The roles of myeloid-derived suppressor cells in transplantation

Abstract

CD11b⁺Gr1⁺ myeloid-derived suppressor cells (MDSCs) are an important regulatory innate cell population and have significant inhibitory effect on T cell-mediated responses. In addition to their negative role in cancer development, MDSCs also exert strong regulatory effects on transplantation and autoimmunity. In many transplantation models, such as bone marrow transplant, renal transplant, heart transplant and skin transplant settings, MDSCs accumulate and have inhibitory effect on graft rejection. However, the inducing factors, detailed phenotype and functional molecular mediators of MDSCs are significantly different in various transplant models. With their strong suppressive activity, MDSCs could become a potential clinical therapy during transplantation tolerance induction and the combination of the MDSCs with other immunoregulatory cells or immunosuppressive drugs is an intriguing protocol in the future. In this review, we will summarize MDSC expansion, activation and induction in different transplantation models and discuss the effects of immunoregulatory cells and immunosuppressive drugs on MDSCs in transplant settings.

Keywords::

• immunosuppressant
• myeloid-derived suppressor cells
• tolerance
• transplantation

Acknowledgements

The authors wish to thank Drs. Chenming Sun and Lina Sun for their kind review of the manuscript.

Financial & competing interests disclosure

Zhao Y was supported by grants from the National Basic Research Program of China (2010CB945301, 2011CB710903), the National Natural Science Foundation for General and Key Programs (C81130055, C81072396), Knowledge Innovation Program of Chinese Academy of Sciences (XDA04020202–19), and the CAS/SAFEA International Partnership Program for Creative Research Teams. The authors have no other relevant affiliations or financial involvement with any organization or entity with a financial interest in or financial conflict with the subject matter or materials discussed in the manuscript apart from those disclosed.

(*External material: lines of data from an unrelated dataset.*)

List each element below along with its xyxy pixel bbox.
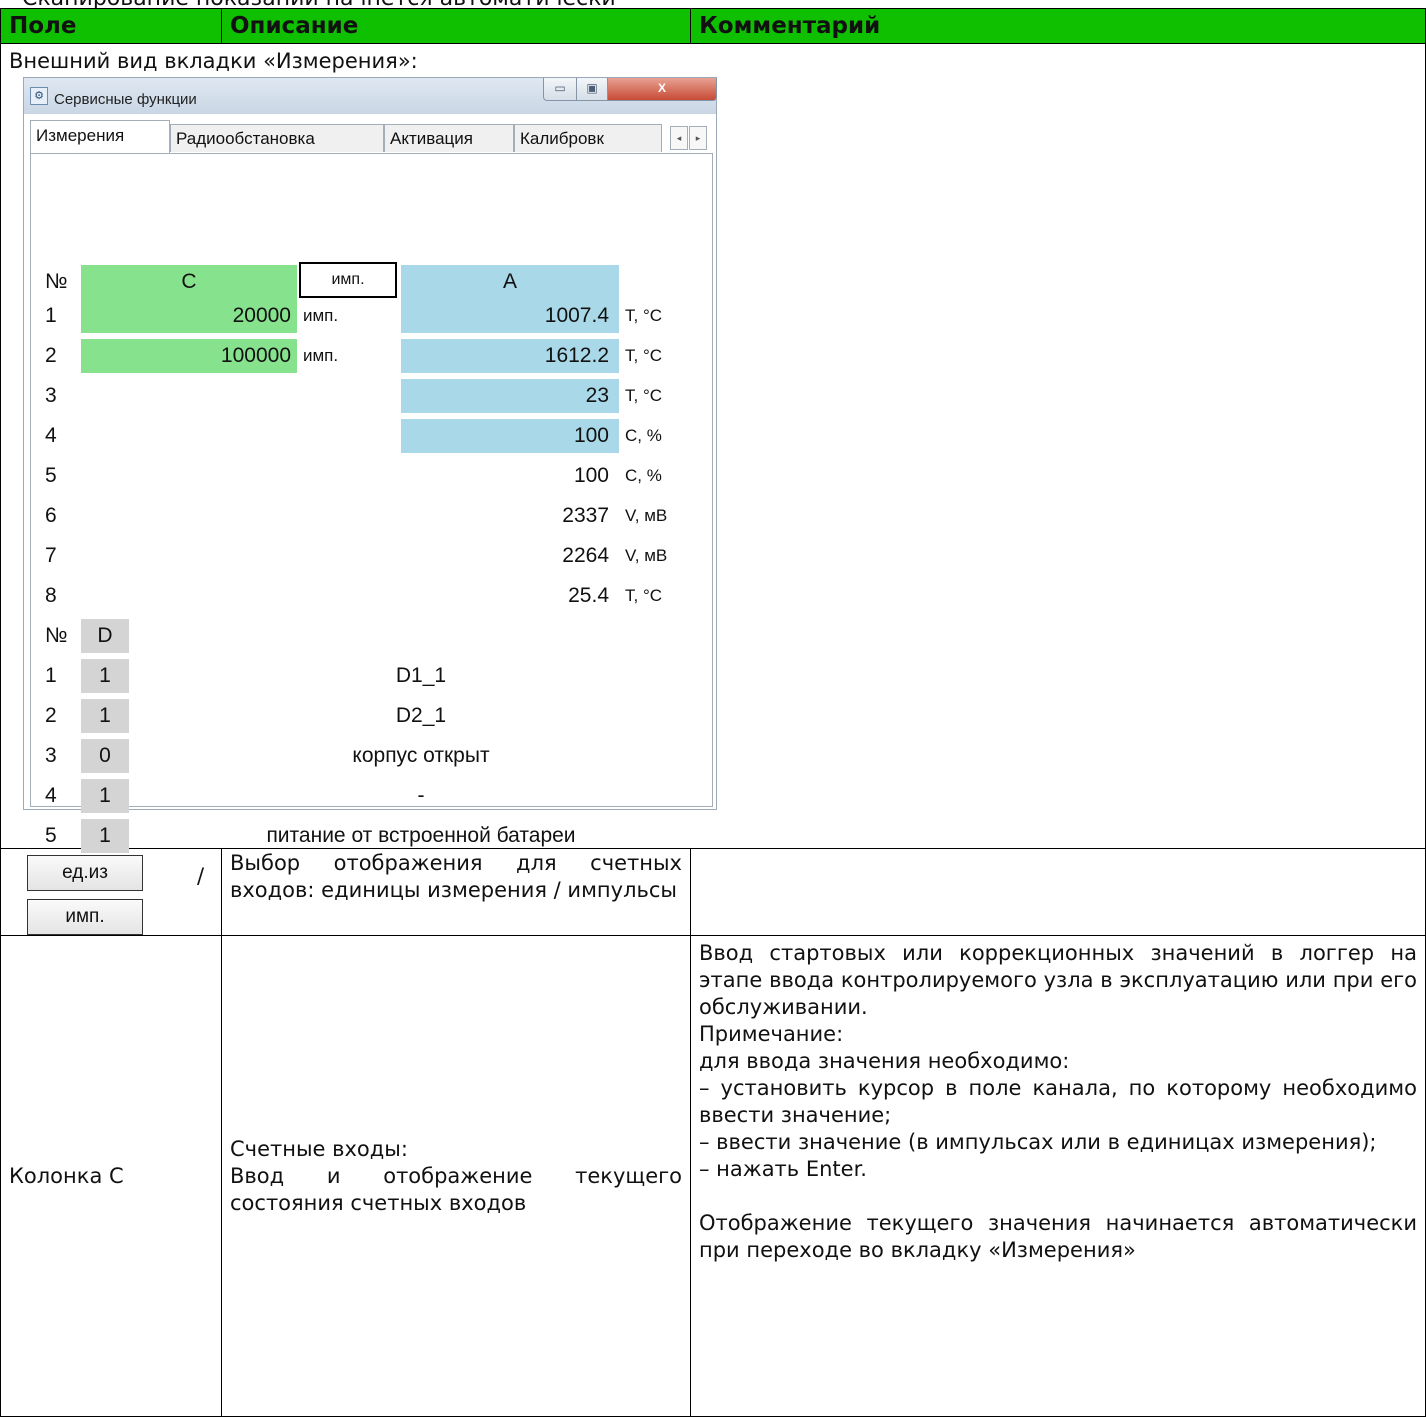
a-unit: C, %: [625, 426, 662, 445]
c-unit: имп.: [303, 346, 339, 365]
row-number: 4: [45, 424, 57, 447]
screenshot-cell: Внешний вид вкладки «Измерения»: ⚙ Серви…: [0, 43, 1426, 853]
comment-line: для ввода значения необходимо:: [699, 1049, 1070, 1073]
discrete-state: 0: [81, 739, 129, 773]
a-unit: T, °C: [625, 386, 663, 405]
discrete-row-number: 1: [45, 664, 57, 687]
units-description: Выбор отображения для счетных входов: ед…: [221, 848, 691, 936]
imp-toggle-button[interactable]: имп.: [299, 262, 397, 298]
discrete-label: питание от встроенной батареи: [266, 824, 576, 847]
tab-strip: Измерения Радиообстановка Активация Кали…: [30, 120, 714, 154]
a-value: 100: [573, 464, 609, 487]
discrete-num-header: №: [45, 624, 68, 647]
discrete-label: -: [417, 784, 425, 807]
units-comment: [690, 848, 1426, 936]
row-number: 6: [45, 504, 57, 527]
discrete-row-number: 2: [45, 704, 57, 727]
units-toggle-row: ед.из / имп. Выбор отображения для счетн…: [0, 848, 1426, 936]
row-number: 5: [45, 464, 57, 487]
screenshot-row: Внешний вид вкладки «Измерения»: ⚙ Серви…: [0, 43, 1426, 853]
column-c-field: Колонка С: [0, 935, 222, 1417]
comment-line: Ввод стартовых или коррекционных значени…: [699, 941, 1417, 1019]
a-value: 1612.2: [544, 344, 609, 367]
c-value[interactable]: 100000: [81, 339, 291, 373]
minimize-button[interactable]: ▭: [543, 78, 577, 101]
maximize-button[interactable]: ▣: [576, 78, 608, 101]
a-value: 23: [585, 384, 609, 407]
c-value[interactable]: 20000: [81, 299, 291, 333]
units-buttons-cell: ед.из / имп.: [0, 848, 222, 936]
row-number: 8: [45, 584, 57, 607]
row-number: 2: [45, 344, 57, 367]
header-comment: Комментарий: [690, 8, 1426, 44]
a-value: 1007.4: [544, 304, 609, 327]
discrete-state: 1: [81, 779, 129, 813]
tab-scroll-left-icon[interactable]: ◂: [670, 126, 688, 150]
description-line: Счетные входы:: [230, 1136, 408, 1161]
column-c-comment: Ввод стартовых или коррекционных значени…: [690, 935, 1426, 1417]
discrete-label: D2_1: [395, 704, 447, 727]
a-unit: T, °C: [625, 346, 663, 365]
a-value: 2337: [562, 504, 609, 527]
a-unit: T, °C: [625, 306, 663, 325]
close-button[interactable]: X: [607, 78, 717, 101]
a-value: 25.4: [568, 584, 609, 607]
discrete-state: 1: [81, 699, 129, 733]
impulses-button: имп.: [27, 899, 143, 935]
row-number: 1: [45, 304, 57, 327]
row-number: 7: [45, 544, 57, 567]
service-functions-window: ⚙ Сервисные функции ▭ ▣ X Измерения Ради…: [23, 77, 717, 853]
tab-activation[interactable]: Активация: [384, 124, 514, 152]
measurements-panel: № C имп. A 1 20000 имп. 1007.4 T, °C 2 100000 и…: [30, 153, 713, 853]
units-button: ед.из: [27, 855, 143, 891]
tab-measurements[interactable]: Измерения: [30, 120, 170, 154]
row-number: 3: [45, 384, 57, 407]
a-unit: T, °C: [625, 586, 663, 605]
discrete-row-number: 3: [45, 744, 57, 767]
app-icon: ⚙: [30, 87, 48, 105]
window-title: Сервисные функции: [54, 91, 197, 108]
a-unit: V, мВ: [625, 546, 668, 565]
a-unit: C, %: [625, 466, 662, 485]
column-c-row: Колонка С Счетные входы: Ввод и отображе…: [0, 935, 1426, 1417]
d-header-cell: D: [81, 619, 129, 653]
c-header: C: [181, 270, 197, 293]
window-titlebar: ⚙ Сервисные функции ▭ ▣ X: [24, 78, 717, 114]
comment-line: – нажать Enter.: [699, 1157, 867, 1181]
comment-line: [699, 1183, 1417, 1210]
discrete-row-number: 4: [45, 784, 57, 807]
header-description: Описание: [221, 8, 691, 44]
discrete-label: корпус открыт: [352, 744, 490, 767]
discrete-state: 1: [81, 659, 129, 693]
intro-text: Внешний вид вкладки «Измерения»:: [9, 49, 418, 73]
tab-calibration[interactable]: Калибровк: [514, 124, 662, 152]
header-field: Поле: [0, 8, 222, 44]
comment-line: Отображение текущего значения начинается…: [699, 1211, 1417, 1262]
a-value: 2264: [562, 544, 609, 567]
num-header: №: [45, 270, 68, 293]
description-line: Ввод и отображение текущего состояния сч…: [230, 1163, 682, 1215]
comment-line: – ввести значение (в импульсах или в еди…: [699, 1130, 1377, 1154]
tab-radio[interactable]: Радиообстановка: [170, 124, 384, 152]
c-unit: имп.: [303, 306, 339, 325]
column-c-description: Счетные входы: Ввод и отображение текуще…: [221, 935, 691, 1417]
separator-slash: /: [197, 864, 205, 888]
tab-scroll-right-icon[interactable]: ▸: [689, 126, 707, 150]
a-unit: V, мВ: [625, 506, 668, 525]
table-header-row: Поле Описание Комментарий: [0, 8, 1426, 44]
comment-line: Примечание:: [699, 1022, 844, 1046]
discrete-label: D1_1: [395, 664, 447, 687]
field-description-table: Поле Описание Комментарий Внешний вид вк…: [0, 8, 1426, 1417]
a-header: A: [502, 270, 517, 293]
comment-line: – установить курсор в поле канала, по ко…: [699, 1076, 1417, 1127]
a-value: 100: [573, 424, 609, 447]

No writing assistance was utilized in the production of this manuscript.

Key issues

• Myeloid-derived suppressor cells (MDSCs) display CD11b⁺Gr1⁺ phenotype, which belongs to a highly heterogeneous cell subpopulation within the innate immune system. MDSCs were roughly divided into two subsets including monocytic-MDSCs and granulocytic-MDSCs.

• Many factors including VEGF, GM-CSF, G-CSF, M-CSF, IFN-γ, IL-1β, IL-6, IL-10, IL-12, IL-13, calcium binding proteins S100A8/S100A9, complement C3 and prostaglandin E2 could induce the expansion and activation of MDSCs.

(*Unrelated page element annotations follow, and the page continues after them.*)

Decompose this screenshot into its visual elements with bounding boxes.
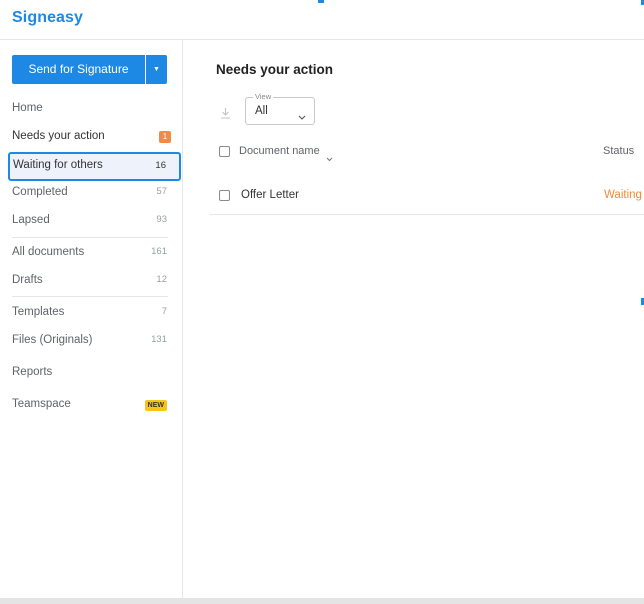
sidebar-item-label: Needs your action: [12, 130, 105, 142]
sidebar-item-needs-your-action[interactable]: Needs your action 1: [0, 123, 183, 151]
sidebar-item-count: 57: [156, 186, 167, 197]
send-options-dropdown[interactable]: ▼: [146, 55, 167, 84]
row-checkbox[interactable]: [219, 190, 230, 201]
top-indicator: [318, 0, 324, 3]
status-text: Waiting: [604, 189, 642, 201]
sidebar-item-label: Files (Originals): [12, 334, 93, 346]
sidebar-item-label: Lapsed: [12, 214, 50, 226]
sidebar-item-label: All documents: [12, 246, 85, 258]
column-header-status: Status: [603, 145, 635, 157]
caret-down-icon: ▼: [153, 66, 160, 73]
select-all-checkbox[interactable]: [219, 146, 230, 157]
sidebar-item-count: 16: [155, 160, 166, 171]
sidebar-item-label: Completed: [12, 186, 68, 198]
download-icon[interactable]: [220, 106, 231, 124]
sidebar-item-label: Templates: [12, 306, 65, 318]
sidebar-item-count: 131: [151, 334, 167, 345]
view-filter-select[interactable]: View All: [245, 92, 315, 126]
sidebar-item-label: Drafts: [12, 274, 43, 286]
sidebar-item-files-originals[interactable]: Files (Originals) 131: [0, 327, 183, 355]
sidebar-item-home[interactable]: Home: [0, 95, 183, 123]
sidebar-item-templates[interactable]: Templates 7: [0, 299, 183, 327]
sidebar-item-label: Waiting for others: [13, 159, 103, 171]
sidebar-item-teamspace[interactable]: Teamspace NEW: [0, 391, 183, 419]
sidebar-item-label: Teamspace: [12, 398, 71, 410]
view-filter-legend: View: [253, 92, 274, 101]
sidebar-item-reports[interactable]: Reports: [0, 359, 183, 387]
sidebar-item-label: Home: [12, 102, 43, 114]
sidebar-item-count: 161: [151, 246, 167, 257]
sidebar-item-all-documents[interactable]: All documents 161: [0, 239, 183, 267]
page-title: Needs your action: [216, 62, 334, 77]
sort-chevron-down-icon[interactable]: [326, 149, 333, 167]
row-divider: [210, 214, 644, 215]
sidebar-item-label: Reports: [12, 366, 53, 378]
sidebar: Send for Signature ▼ Home Needs your act…: [0, 40, 183, 598]
send-for-signature-group: Send for Signature ▼: [12, 55, 167, 84]
column-header-document-name[interactable]: Document name: [239, 145, 320, 157]
sidebar-item-lapsed[interactable]: Lapsed 93: [0, 207, 183, 235]
sidebar-divider: [12, 237, 168, 238]
view-filter-value: All: [255, 105, 268, 117]
sidebar-item-count: 12: [156, 274, 167, 285]
horizontal-scrollbar[interactable]: [0, 598, 644, 604]
send-for-signature-button[interactable]: Send for Signature: [12, 55, 145, 84]
sidebar-item-completed[interactable]: Completed 57: [0, 179, 183, 207]
sidebar-item-count: 7: [161, 306, 167, 317]
top-bar: Signeasy: [0, 0, 644, 40]
count-badge: 1: [159, 131, 171, 143]
sidebar-divider: [12, 296, 168, 297]
main-panel: Needs your action View All Document name…: [184, 40, 644, 598]
new-badge: NEW: [144, 400, 167, 411]
sidebar-item-count: 93: [156, 214, 167, 225]
app-logo[interactable]: Signeasy: [12, 9, 83, 27]
document-name[interactable]: Offer Letter: [241, 189, 299, 201]
sidebar-item-waiting-for-others[interactable]: Waiting for others 16: [8, 152, 181, 181]
chevron-down-icon: [298, 108, 306, 126]
sidebar-item-drafts[interactable]: Drafts 12: [0, 267, 183, 295]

• The immunosuppressive effects of MDSCs were mediated by many pathways such as iNOS, Arg1, IDO, HO-1 and anti-inflammatory cytokines. MDSCs in different models or its different subpopulations may use distinct inhibitory approaches to downregulate immune response.

• MDSCs are certainly involved in the delayed graft rejection and transplantation immune tolerance induction, which made MDSCs become potential clinical therapy to control the ensuing graft rejection and to establish transplantation tolerance induction. The lack of specific surface markers and the poor understanding on the effector pathways and mechanisms currently limit their application in clinics.